The doors won’t be shut Friday. Employees like Miller will keep working, even without a contract, as talks continue.
“We just want to be treated fairly,” said Miller.
What’s fair is a matter of opinion. One of the union’s proposals is a 3 to 4.5 percent cost-of-living raise.
The county is saying that in the tough economic climate, it should be zero for the next year.
“As a public entity, our compensation packages, I think, do need to reflect what’s going on in our larger community,” said Kanner.
Miller said, “We understand the economic times, and we’re willing to work with it, but all we seem to be getting is stonewalled, and — no.”
County employee Geri Hauser said in a KTVZ.COM posting that the raise issue is not at the top of their list — “We are sensitive to the issues facing our economy. In our negotiations, we are not even close to bargaining the COLA.”

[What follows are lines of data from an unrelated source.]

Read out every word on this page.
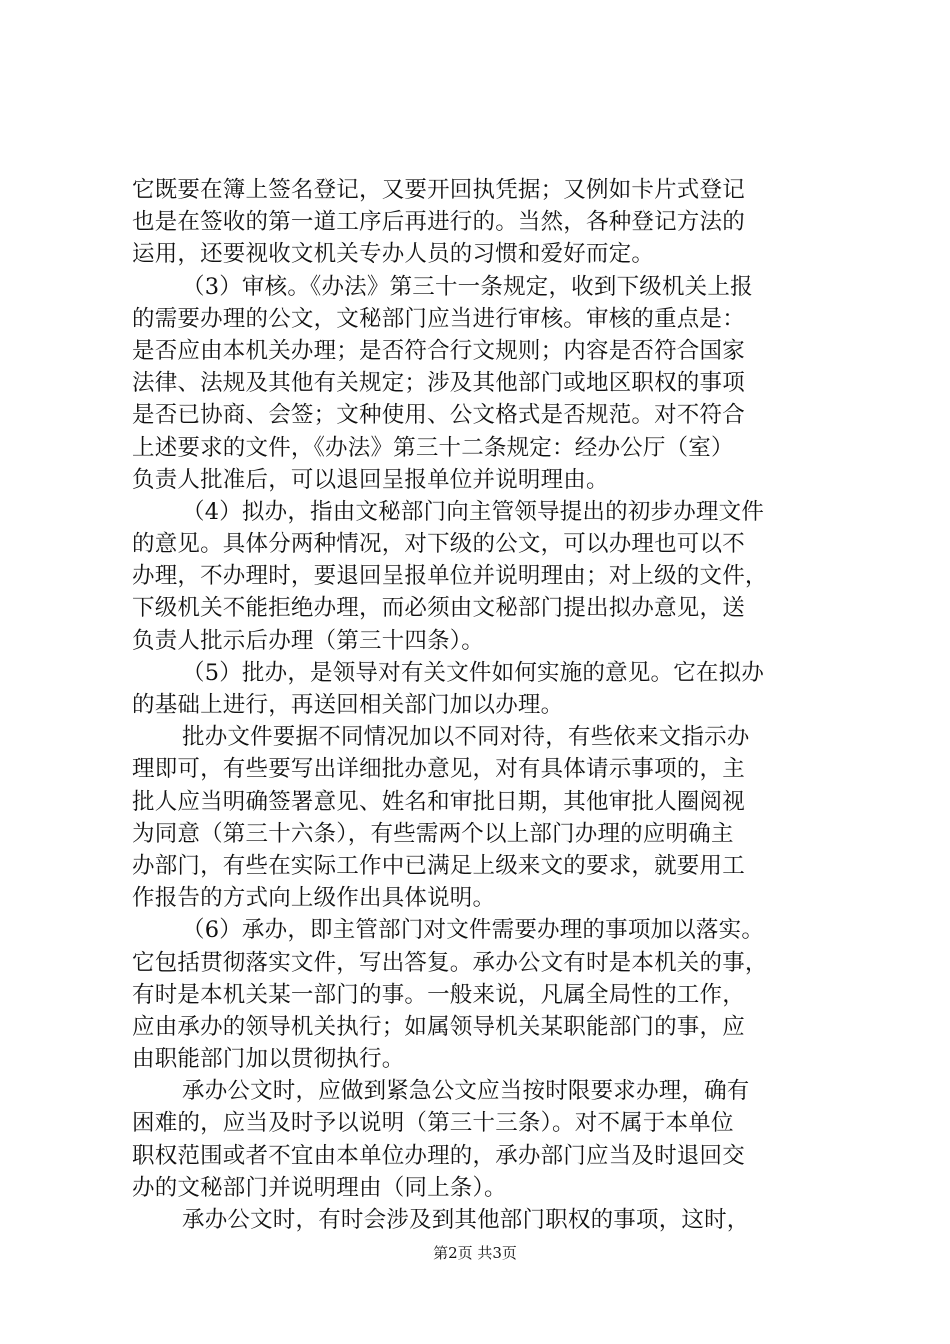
它既要在簿上签名登记，又要开回执凭据；又例如卡片式登记
也是在签收的第一道工序后再进行的。当然，各种登记方法的
运用，还要视收文机关专办人员的习惯和爱好而定。
（3）审核。《办法》第三十一条规定，收到下级机关上报
的需要办理的公文，文秘部门应当进行审核。审核的重点是：
是否应由本机关办理；是否符合行文规则；内容是否符合国家
法律、法规及其他有关规定；涉及其他部门或地区职权的事项
是否已协商、会签；文种使用、公文格式是否规范。对不符合
上述要求的文件，《办法》第三十二条规定：经办公厅（室）
负责人批准后，可以退回呈报单位并说明理由。
（4）拟办，指由文秘部门向主管领导提出的初步办理文件
的意见。具体分两种情况，对下级的公文，可以办理也可以不
办理，不办理时，要退回呈报单位并说明理由；对上级的文件，
下级机关不能拒绝办理，而必须由文秘部门提出拟办意见，送
负责人批示后办理（第三十四条）。
（5）批办，是领导对有关文件如何实施的意见。它在拟办
的基础上进行，再送回相关部门加以办理。
批办文件要据不同情况加以不同对待，有些依来文指示办
理即可，有些要写出详细批办意见，对有具体请示事项的，主
批人应当明确签署意见、姓名和审批日期，其他审批人圈阅视
为同意（第三十六条），有些需两个以上部门办理的应明确主
办部门，有些在实际工作中已满足上级来文的要求，就要用工
作报告的方式向上级作出具体说明。
（6）承办，即主管部门对文件需要办理的事项加以落实。
它包括贯彻落实文件，写出答复。承办公文有时是本机关的事，
有时是本机关某一部门的事。一般来说，凡属全局性的工作，
应由承办的领导机关执行；如属领导机关某职能部门的事，应
由职能部门加以贯彻执行。
承办公文时，应做到紧急公文应当按时限要求办理，确有
困难的，应当及时予以说明（第三十三条）。对不属于本单位
职权范围或者不宜由本单位办理的，承办部门应当及时退回交
办的文秘部门并说明理由（同上条）。
承办公文时，有时会涉及到其他部门职权的事项，这时，
第2页 共3页
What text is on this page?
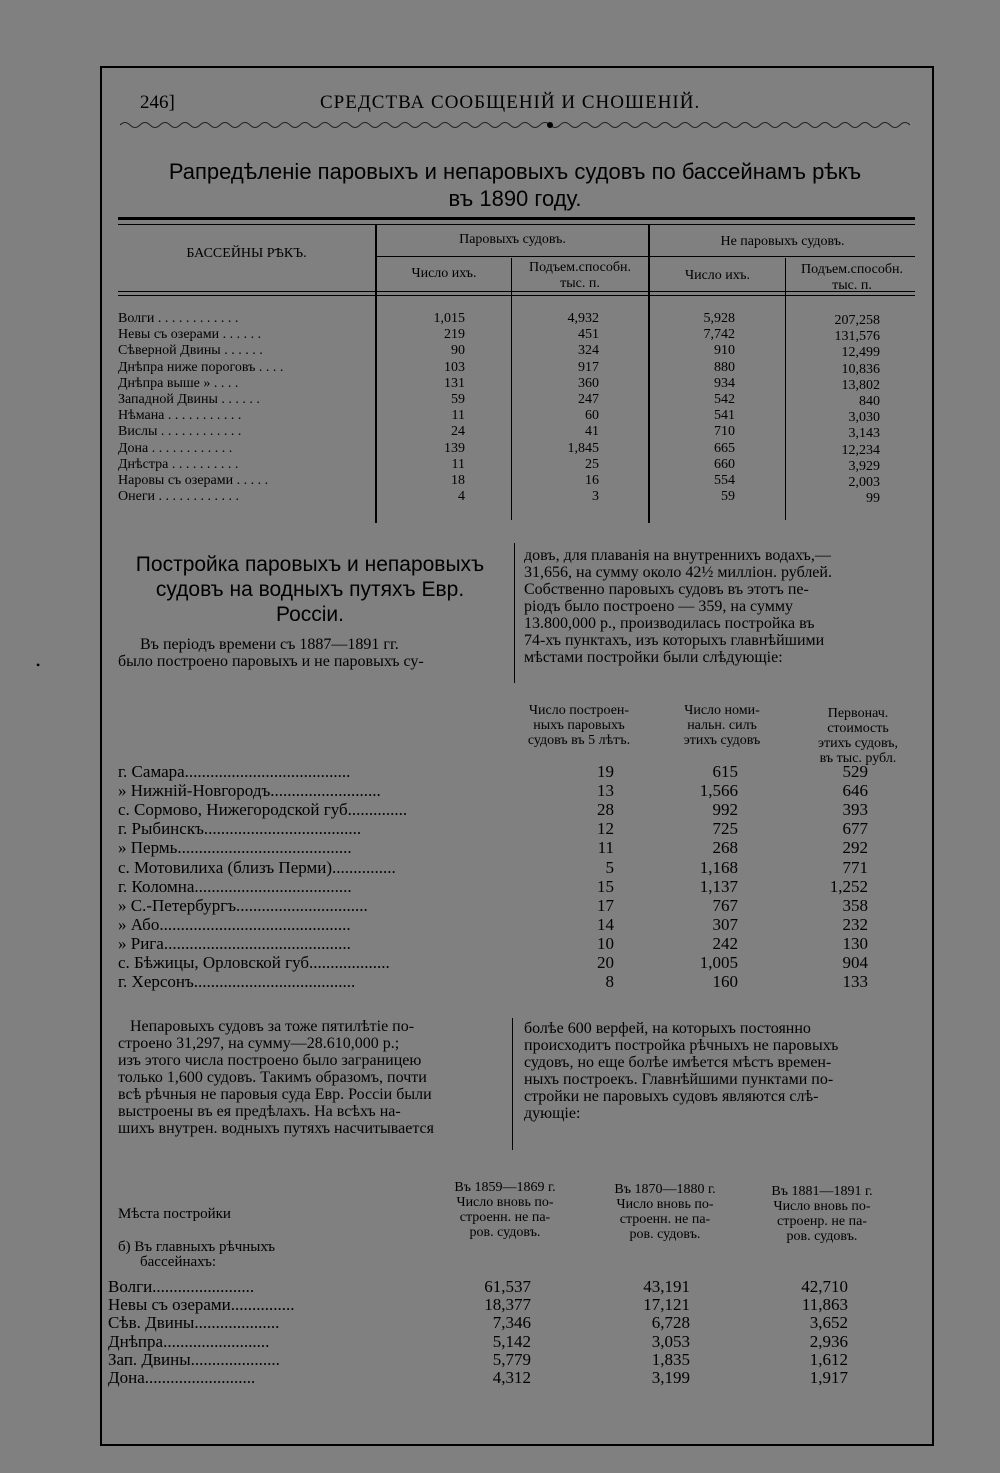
246]	СРЕДСТВА СООБЩЕНІЙ И СНОШЕНІЙ.
Рапредѣленіе паровыхъ и непаровыхъ судовъ по бассейнамъ рѣкъ
въ 1890 году.
БАССЕЙНЫ РѢКЪ.
Паровыхъ судовъ.	Не паровыхъ судовъ.
Число ихъ.	Подъем.способн.
тыс. п.
Число ихъ.	Подъем.способн.
тыс. п.
Волги . . . . . . . . . . . .	1,015	4,932	5,928	207,258
Невы съ озерами . . . . . .	219	451	7,742	131,576
Сѣверной Двины . . . . . .	90	324	910	12,499
Днѣпра ниже пороговъ . . . .	103	917	880	10,836
Днѣпра выше » . . . .	131	360	934	13,802
Западной Двины . . . . . .	59	247	542	840
Нѣмана . . . . . . . . . . .	11	60	541	3,030
Вислы . . . . . . . . . . . .	24	41	710	3,143
Дона . . . . . . . . . . . .	139	1,845	665	12,234
Днѣстра . . . . . . . . . .	11	25	660	3,929
Наровы съ озерами . . . . .	18	16	554	2,003
Онеги . . . . . . . . . . . .	4	3	59	99
Постройка паровыхъ и непаровыхъ
судовъ на водныхъ путяхъ Евр.
Россіи.
Въ періодъ времени съ 1887—1891 гг.
было построено паровыхъ и не паровыхъ су-
довъ, для плаванія на внутреннихъ водахъ,—
31,656, на сумму около 42½ милліон. рублей.
Собственно паровыхъ судовъ въ этотъ пе-
ріодъ было построено — 359, на сумму
13.800,000 р., производилась постройка въ
74-хъ пунктахъ, изъ которыхъ главнѣйшими
мѣстами постройки были слѣдующіе:
Число построен-
ныхъ паровыхъ
судовъ въ 5 лѣтъ.
Число номи-
нальн. силъ
этихъ судовъ
Первонач.
стоимость
этихъ судовъ,
въ тыс. рубл.
г. Самара.......................................	19	615	529
» Нижній-Новгородъ..........................	13	1,566	646
с. Сормово, Нижегородской губ..............	28	992	393
г. Рыбинскъ.....................................	12	725	677
» Пермь.........................................	11	268	292
с. Мотовилиха (близъ Перми)...............	5	1,168	771
г. Коломна.....................................	15	1,137	1,252
» С.-Петербургъ...............................	17	767	358
» Або.............................................	14	307	232
» Рига............................................	10	242	130
с. Бѣжицы, Орловской губ...................	20	1,005	904
г. Херсонъ......................................	8	160	133
Непаровыхъ судовъ за тоже пятилѣтіе по-
строено 31,297, на сумму—28.610,000 р.;
изъ этого числа построено было заграницею
только 1,600 судовъ. Такимъ образомъ, почти
всѣ рѣчныя не паровыя суда Евр. Россіи были
выстроены въ ея предѣлахъ. На всѣхъ на-
шихъ внутрен. водныхъ путяхъ насчитывается
болѣе 600 верфей, на которыхъ постоянно
происходитъ постройка рѣчныхъ не паровыхъ
судовъ, но еще болѣе имѣется мѣстъ времен-
ныхъ построекъ. Главнѣйшими пунктами по-
стройки не паровыхъ судовъ являются слѣ-
дующіе:
Мѣста постройки
б) Въ главныхъ рѣчныхъ
бассейнахъ:
Въ 1859—1869 г.
Число вновь по-
строенн. не па-
ров. судовъ.
Въ 1870—1880 г.
Число вновь по-
строенн. не па-
ров. судовъ.
Въ 1881—1891 г.
Число вновь по-
строенр. не па-
ров. судовъ.
Волги........................	61,537	43,191	42,710
Невы съ озерами...............	18,377	17,121	11,863
Сѣв. Двины....................	7,346	6,728	3,652
Днѣпра.........................	5,142	3,053	2,936
Зап. Двины.....................	5,779	1,835	1,612
Дона..........................	4,312	3,199	1,917
•
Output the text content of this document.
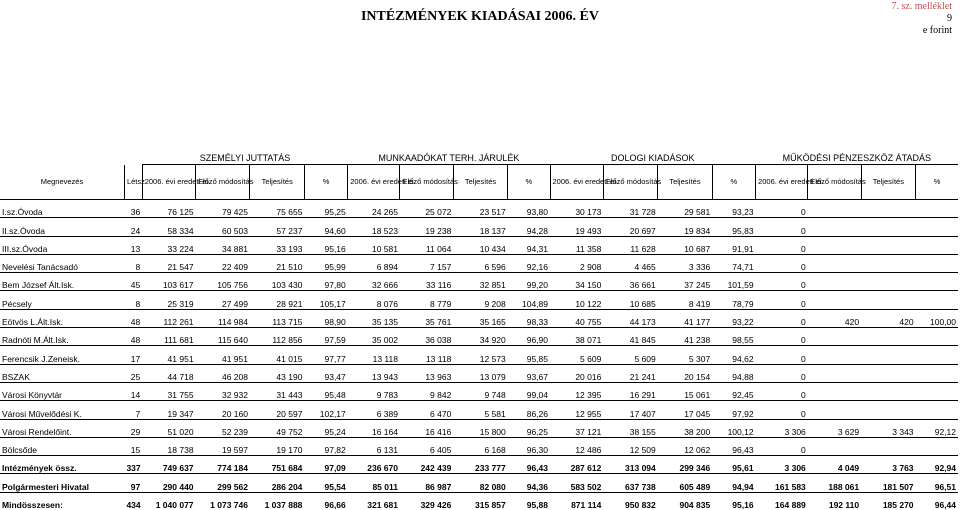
INTÉZMÉNYEK KIADÁSAI 2006. ÉV
7. sz. melléklet
9
e forint
		SZEMÉLYI JUTTATÁS				MUNKAADÓKAT TERH. JÁRULÉK				DOLOGI KIADÁSOK				MŰKÖDÉSI PÉNZESZKÖZ ÁTADÁS			
Megnevezés	Létsz	2006. évi eredeti ei.	Előző módosítás	Teljesítés	%	2006. évi eredeti ei.	Előző módosítás	Teljesítés	%	2006. évi eredeti ei.	Előző módosítás	Teljesítés	%	2006. évi eredeti ei.	Előző módosítás	Teljesítés	%
I.sz.Óvoda	36	76 125	79 425	75 655	95,25	24 265	25 072	23 517	93,80	30 173	31 728	29 581	93,23	0			
II.sz.Óvoda	24	58 334	60 503	57 237	94,60	18 523	19 238	18 137	94,28	19 493	20 697	19 834	95,83	0			
III.sz.Óvoda	13	33 224	34 881	33 193	95,16	10 581	11 064	10 434	94,31	11 358	11 628	10 687	91,91	0			
Nevelési Tanácsadó	8	21 547	22 409	21 510	95,99	6 894	7 157	6 596	92,16	2 908	4 465	3 336	74,71	0			
Bem József Ált.Isk.	45	103 617	105 756	103 430	97,80	32 666	33 116	32 851	99,20	34 150	36 661	37 245	101,59	0			
Pécsely	8	25 319	27 499	28 921	105,17	8 076	8 779	9 208	104,89	10 122	10 685	8 419	78,79	0			
Eötvös L.Ált.Isk.	48	112 261	114 984	113 715	98,90	35 135	35 761	35 165	98,33	40 755	44 173	41 177	93,22	0	420	420	100,00
Radnóti M.Ált.Isk.	48	111 681	115 640	112 856	97,59	35 002	36 038	34 920	96,90	38 071	41 845	41 238	98,55	0			
Ferencsik J.Zeneisk.	17	41 951	41 951	41 015	97,77	13 118	13 118	12 573	95,85	5 609	5 609	5 307	94,62	0			
BSZAK	25	44 718	46 208	43 190	93,47	13 943	13 963	13 079	93,67	20 016	21 241	20 154	94,88	0			
Városi Könyvtár	14	31 755	32 932	31 443	95,48	9 783	9 842	9 748	99,04	12 395	16 291	15 061	92,45	0			
Városi Művelődési K.	7	19 347	20 160	20 597	102,17	6 389	6 470	5 581	86,26	12 955	17 407	17 045	97,92	0			
Városi Rendelőint.	29	51 020	52 239	49 752	95,24	16 164	16 416	15 800	96,25	37 121	38 155	38 200	100,12	3 306	3 629	3 343	92,12
Bölcsőde	15	18 738	19 597	19 170	97,82	6 131	6 405	6 168	96,30	12 486	12 509	12 062	96,43	0			
Intézmények össz.	337	749 637	774 184	751 684	97,09	236 670	242 439	233 777	96,43	287 612	313 094	299 346	95,61	3 306	4 049	3 763	92,94
Polgármesteri Hivatal	97	290 440	299 562	286 204	95,54	85 011	86 987	82 080	94,36	583 502	637 738	605 489	94,94	161 583	188 061	181 507	96,51
Mindösszesen:	434	1 040 077	1 073 746	1 037 888	96,66	321 681	329 426	315 857	95,88	871 114	950 832	904 835	95,16	164 889	192 110	185 270	96,44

“We are asking for the language in our contract that is equitable to what other local unions already have in their contracts,” Hauser wrote. “Simple issues regarding use of leave time, fairness for workers in 24/7 crisis facilities, etc.”
Another worker said the county “wants to significantly increase our insurance cost and for us to give up our COLA and annual raise. If money is an issue, maybe management should take pay cuts since they make so much.”
“We asked for better contract language, more rights and for things to be fair, which include layoffs,” the writer said, adding that the county negotiators “said no to everything and want to decrease our grievance rights.”
Miller says its possible she would give up her raise. But it has to come in combination with with adjustments to health care costs and other benefits.
That leaves both sides heading back to the negotiating table.
The county is seeking another five-year contract, while the union is proposing one of three years. Both sides say they are continuing to negotiate in good faith.